Certainly, legal experts said, the judge has shown a willingness to get tough with corporate defendants of various stripes. In 1983, for example, he ordered the Danilow Pastry Company of Brooklyn, which had been convicted of price fixing, to give baked goods to community organizations and forced company employees to help carry this out at Danilow's expense.

Some legal experts and lawyers, including James I. Serota, a former prosecutor who helped bring the Government's case against I.B.M. in 1969, argues that Judge Edelstein is simply motivated by a strong commitment to seeing justice done.

"He is tough with everyone," Mr. Serota said. "That doesn't mean he's not a fair person. He just plays things strictly by the book."

But such defenses do little to quiet critics who contend that Judge Edelstein has pursued I.B.M. as if he were on a mission to take down a corporate giant.

After the Justice Department filed the second antitrust suit against I.B.M. in 1969, the case was not immediately assigned to a single judge. In 1971, Judge Edelstein, who had become Chief Judge of the Southern District and thus had the authority to assign cases, effectively assigned the case to himself, according to lawyers familiar with the proceedings.

Former Attorney General Nicholas deB. Katzenbach, who was I.B.M.'s general counsel at the time and oversaw the litigation with its team of Cravath, Swaine & Moore lawyers, remarked, "I think he wanted the I.B.M. case because it was a big case, and because he thought it would attract a lot of attention and would be a good way to finish a career."

Over the next 13 years, Judge Edelstein became famous for raging against the Cravath lawyers, including Mr. Barr.

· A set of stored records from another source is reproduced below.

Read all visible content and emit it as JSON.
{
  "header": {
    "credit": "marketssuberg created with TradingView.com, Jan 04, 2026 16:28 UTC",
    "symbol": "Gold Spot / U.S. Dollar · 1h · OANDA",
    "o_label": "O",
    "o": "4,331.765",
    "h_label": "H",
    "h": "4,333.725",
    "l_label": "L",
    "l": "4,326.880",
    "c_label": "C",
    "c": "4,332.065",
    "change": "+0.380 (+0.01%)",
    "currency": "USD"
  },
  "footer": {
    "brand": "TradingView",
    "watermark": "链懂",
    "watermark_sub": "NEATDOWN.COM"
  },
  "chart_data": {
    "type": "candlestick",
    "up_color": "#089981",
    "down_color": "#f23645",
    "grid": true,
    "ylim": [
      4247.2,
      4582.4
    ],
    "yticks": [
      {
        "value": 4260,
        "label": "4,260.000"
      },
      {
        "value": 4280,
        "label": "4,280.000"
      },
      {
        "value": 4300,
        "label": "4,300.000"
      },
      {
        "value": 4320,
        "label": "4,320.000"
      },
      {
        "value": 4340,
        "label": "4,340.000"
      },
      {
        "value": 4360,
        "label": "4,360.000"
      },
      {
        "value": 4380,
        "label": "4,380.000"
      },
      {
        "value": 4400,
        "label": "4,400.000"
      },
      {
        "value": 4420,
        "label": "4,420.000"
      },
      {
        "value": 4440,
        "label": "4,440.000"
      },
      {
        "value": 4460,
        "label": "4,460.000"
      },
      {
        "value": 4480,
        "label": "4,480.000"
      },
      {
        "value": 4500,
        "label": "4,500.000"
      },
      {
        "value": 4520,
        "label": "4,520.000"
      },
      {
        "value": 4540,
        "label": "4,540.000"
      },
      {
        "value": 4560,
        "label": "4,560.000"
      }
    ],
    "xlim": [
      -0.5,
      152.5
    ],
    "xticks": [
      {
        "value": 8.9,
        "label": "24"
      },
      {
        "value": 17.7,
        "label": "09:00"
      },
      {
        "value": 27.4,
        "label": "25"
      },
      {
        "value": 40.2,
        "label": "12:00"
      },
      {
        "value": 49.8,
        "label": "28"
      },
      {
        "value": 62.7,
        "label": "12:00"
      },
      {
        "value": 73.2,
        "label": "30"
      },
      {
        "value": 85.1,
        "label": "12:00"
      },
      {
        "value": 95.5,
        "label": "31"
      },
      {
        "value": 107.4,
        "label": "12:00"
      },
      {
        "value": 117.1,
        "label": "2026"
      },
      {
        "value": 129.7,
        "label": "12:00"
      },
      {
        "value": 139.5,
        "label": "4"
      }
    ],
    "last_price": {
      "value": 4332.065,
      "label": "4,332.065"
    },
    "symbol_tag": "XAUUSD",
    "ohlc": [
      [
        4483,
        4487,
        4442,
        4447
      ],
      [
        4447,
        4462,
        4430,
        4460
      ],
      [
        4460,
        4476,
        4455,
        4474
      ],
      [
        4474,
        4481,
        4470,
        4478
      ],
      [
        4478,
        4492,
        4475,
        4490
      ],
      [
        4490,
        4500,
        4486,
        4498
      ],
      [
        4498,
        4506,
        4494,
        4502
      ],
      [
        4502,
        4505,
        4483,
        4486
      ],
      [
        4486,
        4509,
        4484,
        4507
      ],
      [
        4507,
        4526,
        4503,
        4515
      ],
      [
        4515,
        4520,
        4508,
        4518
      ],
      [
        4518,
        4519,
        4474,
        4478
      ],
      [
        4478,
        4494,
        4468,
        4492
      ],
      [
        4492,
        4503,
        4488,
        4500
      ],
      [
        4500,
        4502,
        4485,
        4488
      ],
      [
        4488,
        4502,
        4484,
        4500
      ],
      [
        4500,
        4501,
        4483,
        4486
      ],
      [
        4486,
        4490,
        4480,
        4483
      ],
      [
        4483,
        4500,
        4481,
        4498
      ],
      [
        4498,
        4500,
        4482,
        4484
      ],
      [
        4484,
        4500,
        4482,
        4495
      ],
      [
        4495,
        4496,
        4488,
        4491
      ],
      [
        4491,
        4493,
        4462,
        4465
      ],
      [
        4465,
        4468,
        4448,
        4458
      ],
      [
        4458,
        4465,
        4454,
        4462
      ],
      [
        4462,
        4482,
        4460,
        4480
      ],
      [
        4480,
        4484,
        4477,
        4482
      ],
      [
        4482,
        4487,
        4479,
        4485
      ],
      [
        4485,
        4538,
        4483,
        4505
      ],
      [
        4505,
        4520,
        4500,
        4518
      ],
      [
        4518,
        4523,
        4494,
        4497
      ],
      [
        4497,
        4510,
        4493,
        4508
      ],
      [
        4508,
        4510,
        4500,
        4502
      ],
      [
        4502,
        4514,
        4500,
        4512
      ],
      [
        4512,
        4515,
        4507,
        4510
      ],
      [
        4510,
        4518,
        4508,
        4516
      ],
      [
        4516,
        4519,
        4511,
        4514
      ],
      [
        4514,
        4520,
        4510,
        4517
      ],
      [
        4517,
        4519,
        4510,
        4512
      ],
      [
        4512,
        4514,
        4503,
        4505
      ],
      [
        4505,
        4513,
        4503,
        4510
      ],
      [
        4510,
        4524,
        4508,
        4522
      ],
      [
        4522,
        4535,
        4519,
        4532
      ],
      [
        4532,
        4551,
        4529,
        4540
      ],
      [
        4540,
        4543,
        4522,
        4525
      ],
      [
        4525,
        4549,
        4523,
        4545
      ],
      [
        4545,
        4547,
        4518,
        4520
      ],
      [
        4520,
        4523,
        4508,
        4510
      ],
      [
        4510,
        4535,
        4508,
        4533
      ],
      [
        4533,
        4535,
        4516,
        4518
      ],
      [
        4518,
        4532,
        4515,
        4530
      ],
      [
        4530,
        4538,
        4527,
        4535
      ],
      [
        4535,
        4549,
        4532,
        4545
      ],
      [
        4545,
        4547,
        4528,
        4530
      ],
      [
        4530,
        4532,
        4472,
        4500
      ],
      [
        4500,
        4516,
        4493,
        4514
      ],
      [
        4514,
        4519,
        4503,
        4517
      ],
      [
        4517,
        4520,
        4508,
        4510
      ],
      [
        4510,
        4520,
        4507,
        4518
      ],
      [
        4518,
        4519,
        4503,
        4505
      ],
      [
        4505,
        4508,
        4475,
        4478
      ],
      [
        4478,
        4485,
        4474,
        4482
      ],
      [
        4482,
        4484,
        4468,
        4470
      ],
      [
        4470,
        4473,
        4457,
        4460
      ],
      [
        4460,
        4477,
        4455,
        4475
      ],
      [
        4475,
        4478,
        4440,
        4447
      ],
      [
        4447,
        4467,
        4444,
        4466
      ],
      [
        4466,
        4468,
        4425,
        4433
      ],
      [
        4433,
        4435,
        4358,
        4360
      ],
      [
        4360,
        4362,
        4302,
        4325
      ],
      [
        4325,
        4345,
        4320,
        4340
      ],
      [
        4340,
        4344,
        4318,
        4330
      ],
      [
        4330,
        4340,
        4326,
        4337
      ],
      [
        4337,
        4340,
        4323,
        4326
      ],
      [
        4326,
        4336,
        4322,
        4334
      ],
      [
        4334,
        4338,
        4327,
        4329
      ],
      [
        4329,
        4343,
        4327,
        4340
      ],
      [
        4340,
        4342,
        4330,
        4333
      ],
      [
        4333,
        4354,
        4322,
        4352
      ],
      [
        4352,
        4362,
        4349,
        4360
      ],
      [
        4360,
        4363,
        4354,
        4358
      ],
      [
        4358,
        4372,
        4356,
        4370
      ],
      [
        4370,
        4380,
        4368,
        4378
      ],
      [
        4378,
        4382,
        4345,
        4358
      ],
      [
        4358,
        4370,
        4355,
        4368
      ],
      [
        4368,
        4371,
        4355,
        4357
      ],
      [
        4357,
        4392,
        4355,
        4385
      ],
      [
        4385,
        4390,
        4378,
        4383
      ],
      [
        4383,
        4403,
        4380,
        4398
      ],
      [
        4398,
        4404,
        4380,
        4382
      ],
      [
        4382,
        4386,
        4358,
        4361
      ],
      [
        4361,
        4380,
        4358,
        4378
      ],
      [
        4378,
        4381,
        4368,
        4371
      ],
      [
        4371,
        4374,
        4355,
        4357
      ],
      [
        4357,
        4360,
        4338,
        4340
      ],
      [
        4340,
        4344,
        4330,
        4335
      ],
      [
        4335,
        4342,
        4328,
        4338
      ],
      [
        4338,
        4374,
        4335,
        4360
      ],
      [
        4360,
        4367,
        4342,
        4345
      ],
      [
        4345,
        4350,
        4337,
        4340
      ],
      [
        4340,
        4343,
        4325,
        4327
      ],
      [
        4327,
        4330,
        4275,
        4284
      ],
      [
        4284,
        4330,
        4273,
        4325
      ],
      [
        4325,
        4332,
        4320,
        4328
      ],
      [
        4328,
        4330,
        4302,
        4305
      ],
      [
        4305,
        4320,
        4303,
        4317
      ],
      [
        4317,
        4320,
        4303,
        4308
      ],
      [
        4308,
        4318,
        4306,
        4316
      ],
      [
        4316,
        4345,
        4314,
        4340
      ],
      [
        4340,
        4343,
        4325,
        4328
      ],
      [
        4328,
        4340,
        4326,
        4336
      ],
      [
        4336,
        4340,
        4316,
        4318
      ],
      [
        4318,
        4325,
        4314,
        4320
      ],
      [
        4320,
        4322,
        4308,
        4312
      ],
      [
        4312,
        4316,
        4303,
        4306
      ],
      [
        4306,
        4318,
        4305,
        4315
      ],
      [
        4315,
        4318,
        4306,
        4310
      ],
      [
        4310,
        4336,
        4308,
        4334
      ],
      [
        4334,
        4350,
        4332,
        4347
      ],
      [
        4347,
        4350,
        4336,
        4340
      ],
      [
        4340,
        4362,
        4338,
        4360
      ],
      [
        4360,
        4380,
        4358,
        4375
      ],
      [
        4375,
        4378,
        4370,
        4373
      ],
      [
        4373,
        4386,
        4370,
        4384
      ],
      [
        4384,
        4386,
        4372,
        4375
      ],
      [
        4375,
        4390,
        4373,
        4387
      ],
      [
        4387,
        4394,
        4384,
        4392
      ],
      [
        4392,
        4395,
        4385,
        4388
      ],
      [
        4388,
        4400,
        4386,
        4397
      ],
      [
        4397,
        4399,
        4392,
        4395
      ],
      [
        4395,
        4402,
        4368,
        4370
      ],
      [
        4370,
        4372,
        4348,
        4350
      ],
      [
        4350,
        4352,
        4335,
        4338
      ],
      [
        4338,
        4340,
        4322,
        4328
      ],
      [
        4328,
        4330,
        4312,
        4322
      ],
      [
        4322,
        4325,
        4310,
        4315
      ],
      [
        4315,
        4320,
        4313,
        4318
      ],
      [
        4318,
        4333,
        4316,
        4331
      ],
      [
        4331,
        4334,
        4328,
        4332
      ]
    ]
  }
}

During that period, Cravath tried twice to have Judge Edelstein step down from the case. Instead of citing behavior outside the courtroom -- the standard grounds for asking that a Federal judge remove himself from a case -- Cravath accused Judge Edelstein of personal prejudice against I.B.M. during the trial proceedings. Both efforts ultimately failed. (Cravath's third unsuccessful attempt occurred in 1989, when I.B.M. found itself back in Judge Edelstein's courtroom in a copyright lawsuit that the company had brought against a small engineering firm.)

Eleanor M. Fox, a professor at New York University Law School, said that Judge Edelstein had been tough on I.B.M. over the years in part because he apparently believed that the Government had made a strong case against the company, and felt that the Justice Department was "pulling the rug out from under him" by dropping the case in 1982.

I.B.M.'s supporters have not been so generous. "When the Government came in and wanted to dismiss the case," Mr. Katzenbach said, "it was though his life's work was going down the drain, and he didn't want that and he resisted that."

Now, the matter of the consent decree is left. Whether it is lifted, legal experts say, may hinge on whether Judge Edelstein stays on the case.

Last week, in a 50-page motion accompanied by reams of supporting documents, Mr. Barr attempted once again to have the judge remove himself from the case, citing the two sides' contentious history. And yesterday, I.B.M. filed its motion asking that the consent decree be vacated.

Judge Edelstein has not yet ruled on either motion.